Menos que estabas tú aquí. De lo contrario, se habría vuelto a escapar.
—¿Fue él el que se llevó a nuestro maestro? —preguntó Ba-Chie.
—El mismo —respondió el Peregrino.
—¿Le preguntaste adónde se le ha llevado? —volvió a inquirir Ba-Chie.
—A la caverna de su señor —contestó el Peregrino—. Según confesión propia, se lo regaló para que lo comiera con un poco de arroz. Eso hizo que me pusiera furioso y me lanzara contra él. Sin embargo, has sido tú el que le ha dado muerte. El mérito es, por tanto, solamente tuyo. Si quieres, quédate aquí cuidando del caballo y el equipaje, mientras yo llevo el cuerpo del monstruo a la entrada de la caverna y reto a las bestias que la habitan. Es preciso que capture al Gran Rey antes de liberar a nuestro maestro.
—Tienes razón —reconoció Ba-Chie—. Vete cuanto antes y no olvides que yo estoy aquí. No estaría mal que le persiguieras como al otro y me permitieras rematarle.

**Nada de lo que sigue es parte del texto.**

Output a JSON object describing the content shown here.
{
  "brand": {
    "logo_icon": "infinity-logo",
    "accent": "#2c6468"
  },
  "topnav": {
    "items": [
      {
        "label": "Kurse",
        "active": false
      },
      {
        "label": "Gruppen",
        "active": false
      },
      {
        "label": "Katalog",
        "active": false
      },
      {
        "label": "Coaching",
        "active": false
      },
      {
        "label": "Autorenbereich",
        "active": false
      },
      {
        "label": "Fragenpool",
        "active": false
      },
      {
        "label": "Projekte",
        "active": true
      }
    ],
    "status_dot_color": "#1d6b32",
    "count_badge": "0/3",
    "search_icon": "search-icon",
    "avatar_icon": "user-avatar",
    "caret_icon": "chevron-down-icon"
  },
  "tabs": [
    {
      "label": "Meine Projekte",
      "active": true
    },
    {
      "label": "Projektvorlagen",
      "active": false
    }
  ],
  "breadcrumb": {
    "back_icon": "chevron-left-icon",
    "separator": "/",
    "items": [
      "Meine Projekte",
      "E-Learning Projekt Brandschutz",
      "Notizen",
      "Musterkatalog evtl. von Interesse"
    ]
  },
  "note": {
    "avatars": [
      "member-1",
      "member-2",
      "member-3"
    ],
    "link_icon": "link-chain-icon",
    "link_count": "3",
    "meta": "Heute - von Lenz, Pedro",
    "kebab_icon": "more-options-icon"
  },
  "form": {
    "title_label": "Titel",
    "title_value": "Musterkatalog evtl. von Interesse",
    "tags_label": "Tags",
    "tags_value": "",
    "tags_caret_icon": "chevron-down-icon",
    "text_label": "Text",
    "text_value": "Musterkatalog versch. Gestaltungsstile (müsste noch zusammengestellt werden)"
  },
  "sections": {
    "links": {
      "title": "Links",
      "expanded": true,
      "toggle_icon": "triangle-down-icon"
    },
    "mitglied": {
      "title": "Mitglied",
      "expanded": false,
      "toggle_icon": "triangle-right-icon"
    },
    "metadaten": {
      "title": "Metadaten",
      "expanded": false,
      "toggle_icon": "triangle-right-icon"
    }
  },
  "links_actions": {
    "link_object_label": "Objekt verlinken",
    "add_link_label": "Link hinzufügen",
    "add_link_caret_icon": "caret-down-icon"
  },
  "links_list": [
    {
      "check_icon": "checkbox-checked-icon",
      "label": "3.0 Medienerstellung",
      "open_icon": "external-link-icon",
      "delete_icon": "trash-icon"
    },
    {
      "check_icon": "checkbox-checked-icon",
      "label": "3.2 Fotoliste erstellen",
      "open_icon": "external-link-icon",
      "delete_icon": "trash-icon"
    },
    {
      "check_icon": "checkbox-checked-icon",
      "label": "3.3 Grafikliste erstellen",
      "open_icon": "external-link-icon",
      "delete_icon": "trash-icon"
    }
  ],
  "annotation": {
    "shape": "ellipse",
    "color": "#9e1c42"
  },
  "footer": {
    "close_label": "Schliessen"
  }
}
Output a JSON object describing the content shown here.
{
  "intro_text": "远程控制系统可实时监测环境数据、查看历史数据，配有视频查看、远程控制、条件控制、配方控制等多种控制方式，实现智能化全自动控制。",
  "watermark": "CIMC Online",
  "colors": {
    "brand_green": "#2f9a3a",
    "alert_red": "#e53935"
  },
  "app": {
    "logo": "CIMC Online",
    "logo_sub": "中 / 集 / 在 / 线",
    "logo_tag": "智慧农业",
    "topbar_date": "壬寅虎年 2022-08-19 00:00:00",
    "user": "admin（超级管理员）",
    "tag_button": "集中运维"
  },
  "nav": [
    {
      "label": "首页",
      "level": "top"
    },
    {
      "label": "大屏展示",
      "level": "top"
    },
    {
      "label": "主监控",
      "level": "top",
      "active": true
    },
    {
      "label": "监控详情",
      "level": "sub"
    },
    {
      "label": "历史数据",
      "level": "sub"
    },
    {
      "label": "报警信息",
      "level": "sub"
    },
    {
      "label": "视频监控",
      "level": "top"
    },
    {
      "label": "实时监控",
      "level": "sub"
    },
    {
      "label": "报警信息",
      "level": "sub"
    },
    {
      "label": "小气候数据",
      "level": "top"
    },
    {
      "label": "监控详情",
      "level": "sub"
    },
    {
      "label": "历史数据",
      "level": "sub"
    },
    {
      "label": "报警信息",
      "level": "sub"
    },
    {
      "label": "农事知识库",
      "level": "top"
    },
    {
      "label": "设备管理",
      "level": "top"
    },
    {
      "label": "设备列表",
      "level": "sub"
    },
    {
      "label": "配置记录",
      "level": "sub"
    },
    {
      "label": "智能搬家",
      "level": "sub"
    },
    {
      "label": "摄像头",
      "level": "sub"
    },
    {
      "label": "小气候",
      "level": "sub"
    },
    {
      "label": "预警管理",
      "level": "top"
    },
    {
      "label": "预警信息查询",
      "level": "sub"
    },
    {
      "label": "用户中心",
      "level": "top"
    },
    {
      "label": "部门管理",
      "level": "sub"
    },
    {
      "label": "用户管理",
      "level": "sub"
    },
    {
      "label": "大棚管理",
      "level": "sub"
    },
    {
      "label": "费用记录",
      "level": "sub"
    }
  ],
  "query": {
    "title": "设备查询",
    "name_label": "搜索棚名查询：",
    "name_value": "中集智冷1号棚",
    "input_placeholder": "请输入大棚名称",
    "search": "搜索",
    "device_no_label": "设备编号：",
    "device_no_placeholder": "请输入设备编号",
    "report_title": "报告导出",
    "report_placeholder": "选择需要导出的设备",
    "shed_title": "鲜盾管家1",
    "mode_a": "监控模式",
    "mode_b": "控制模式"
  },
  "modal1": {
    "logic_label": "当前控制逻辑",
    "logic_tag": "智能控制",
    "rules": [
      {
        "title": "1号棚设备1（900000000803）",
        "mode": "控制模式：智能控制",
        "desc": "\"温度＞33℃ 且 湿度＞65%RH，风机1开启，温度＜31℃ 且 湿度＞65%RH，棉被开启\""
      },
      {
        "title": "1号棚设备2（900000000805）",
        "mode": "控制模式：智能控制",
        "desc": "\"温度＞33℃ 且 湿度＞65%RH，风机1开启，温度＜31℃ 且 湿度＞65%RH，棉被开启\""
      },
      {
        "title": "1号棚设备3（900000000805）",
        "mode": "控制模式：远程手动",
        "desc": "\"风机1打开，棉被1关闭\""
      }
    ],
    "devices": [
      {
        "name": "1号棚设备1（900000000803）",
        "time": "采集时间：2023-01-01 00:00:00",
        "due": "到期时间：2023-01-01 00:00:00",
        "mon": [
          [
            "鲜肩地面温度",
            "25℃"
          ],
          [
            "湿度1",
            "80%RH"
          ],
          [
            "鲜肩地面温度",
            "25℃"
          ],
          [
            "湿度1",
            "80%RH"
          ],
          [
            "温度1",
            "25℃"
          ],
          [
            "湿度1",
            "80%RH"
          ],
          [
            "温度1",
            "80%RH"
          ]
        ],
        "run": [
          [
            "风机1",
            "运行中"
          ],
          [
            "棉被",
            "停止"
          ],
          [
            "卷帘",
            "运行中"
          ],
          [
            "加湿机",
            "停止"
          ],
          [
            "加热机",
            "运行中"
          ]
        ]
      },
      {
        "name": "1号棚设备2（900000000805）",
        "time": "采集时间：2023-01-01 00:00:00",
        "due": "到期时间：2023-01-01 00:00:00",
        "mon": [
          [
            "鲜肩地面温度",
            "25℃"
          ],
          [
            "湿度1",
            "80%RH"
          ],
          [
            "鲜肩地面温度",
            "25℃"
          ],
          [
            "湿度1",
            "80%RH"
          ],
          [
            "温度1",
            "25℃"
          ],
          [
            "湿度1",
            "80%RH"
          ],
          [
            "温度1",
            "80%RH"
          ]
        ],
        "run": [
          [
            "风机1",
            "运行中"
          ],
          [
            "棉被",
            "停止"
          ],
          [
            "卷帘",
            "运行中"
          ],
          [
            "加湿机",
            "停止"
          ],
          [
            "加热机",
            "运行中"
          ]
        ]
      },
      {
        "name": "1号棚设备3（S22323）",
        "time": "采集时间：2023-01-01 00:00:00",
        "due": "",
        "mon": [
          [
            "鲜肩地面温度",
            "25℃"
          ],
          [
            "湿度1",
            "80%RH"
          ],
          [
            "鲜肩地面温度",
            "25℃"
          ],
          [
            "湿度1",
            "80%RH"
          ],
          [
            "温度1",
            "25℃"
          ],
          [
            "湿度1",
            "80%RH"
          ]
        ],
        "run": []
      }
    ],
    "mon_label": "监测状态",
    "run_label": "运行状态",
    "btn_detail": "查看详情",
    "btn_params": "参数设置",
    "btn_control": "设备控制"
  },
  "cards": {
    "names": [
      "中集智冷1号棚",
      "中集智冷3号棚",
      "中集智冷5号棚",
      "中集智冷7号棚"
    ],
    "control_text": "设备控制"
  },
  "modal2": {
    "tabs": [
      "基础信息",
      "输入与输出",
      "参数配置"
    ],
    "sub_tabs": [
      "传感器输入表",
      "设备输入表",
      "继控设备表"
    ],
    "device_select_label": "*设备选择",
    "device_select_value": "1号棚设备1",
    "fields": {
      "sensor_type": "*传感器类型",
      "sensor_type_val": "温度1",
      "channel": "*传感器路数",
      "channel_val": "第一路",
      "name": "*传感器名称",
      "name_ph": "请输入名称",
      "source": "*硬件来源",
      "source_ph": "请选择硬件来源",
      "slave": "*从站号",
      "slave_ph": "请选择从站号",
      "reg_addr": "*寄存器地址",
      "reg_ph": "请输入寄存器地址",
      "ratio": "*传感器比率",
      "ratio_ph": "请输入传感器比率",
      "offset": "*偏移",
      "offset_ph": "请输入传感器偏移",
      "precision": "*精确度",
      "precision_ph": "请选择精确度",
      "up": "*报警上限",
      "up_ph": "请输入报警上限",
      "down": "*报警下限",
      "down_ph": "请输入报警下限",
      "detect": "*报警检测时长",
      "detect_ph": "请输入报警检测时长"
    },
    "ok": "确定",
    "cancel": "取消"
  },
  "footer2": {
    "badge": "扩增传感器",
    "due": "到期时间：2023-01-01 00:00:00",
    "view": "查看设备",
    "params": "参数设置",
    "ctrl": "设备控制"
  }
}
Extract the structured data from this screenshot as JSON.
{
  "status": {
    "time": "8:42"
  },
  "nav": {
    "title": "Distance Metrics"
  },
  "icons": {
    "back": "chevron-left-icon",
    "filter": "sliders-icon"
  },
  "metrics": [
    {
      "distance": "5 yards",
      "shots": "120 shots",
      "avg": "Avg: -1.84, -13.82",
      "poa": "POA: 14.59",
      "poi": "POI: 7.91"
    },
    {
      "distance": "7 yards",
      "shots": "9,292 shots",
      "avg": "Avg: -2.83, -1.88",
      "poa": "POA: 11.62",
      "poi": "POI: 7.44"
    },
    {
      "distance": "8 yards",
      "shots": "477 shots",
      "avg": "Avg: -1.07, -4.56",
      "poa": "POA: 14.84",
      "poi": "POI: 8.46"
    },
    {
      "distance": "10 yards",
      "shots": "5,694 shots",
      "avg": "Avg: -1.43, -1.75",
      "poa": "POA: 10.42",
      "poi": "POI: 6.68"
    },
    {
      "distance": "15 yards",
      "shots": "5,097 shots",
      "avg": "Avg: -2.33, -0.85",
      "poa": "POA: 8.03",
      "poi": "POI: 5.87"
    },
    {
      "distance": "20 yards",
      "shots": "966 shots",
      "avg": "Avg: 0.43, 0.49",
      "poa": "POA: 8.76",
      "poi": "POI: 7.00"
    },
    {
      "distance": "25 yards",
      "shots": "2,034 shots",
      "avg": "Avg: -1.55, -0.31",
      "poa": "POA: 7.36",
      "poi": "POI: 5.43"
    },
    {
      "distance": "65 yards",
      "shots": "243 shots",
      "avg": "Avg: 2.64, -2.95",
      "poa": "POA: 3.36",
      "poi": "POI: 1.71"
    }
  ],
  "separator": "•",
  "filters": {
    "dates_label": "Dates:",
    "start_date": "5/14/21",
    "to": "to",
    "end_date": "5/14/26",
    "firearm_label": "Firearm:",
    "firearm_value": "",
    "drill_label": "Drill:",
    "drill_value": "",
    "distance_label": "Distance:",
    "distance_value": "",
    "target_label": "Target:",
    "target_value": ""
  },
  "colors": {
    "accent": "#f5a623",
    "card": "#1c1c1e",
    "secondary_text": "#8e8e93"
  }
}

Sosteniendo en una mano la barra de hierro y arrastrando con la otra al tigre muerto, el Peregrino regresó a la boca de la caverna. En su interior el Maestro de la Ley se vio sometido a una prueba terrible, pero nada pueden los espíritus salvajes contra quien mantiene en equilibrio los sentimientos y la mente.
No sabemos cómo se las arregló en esta ocasión el Peregrino para derrotar al monstruo y rescatar al monje Tang. Quien desee descubrirlo deberá escuchar con atención las explicaciones que se ofrecen en el próximo capítulo.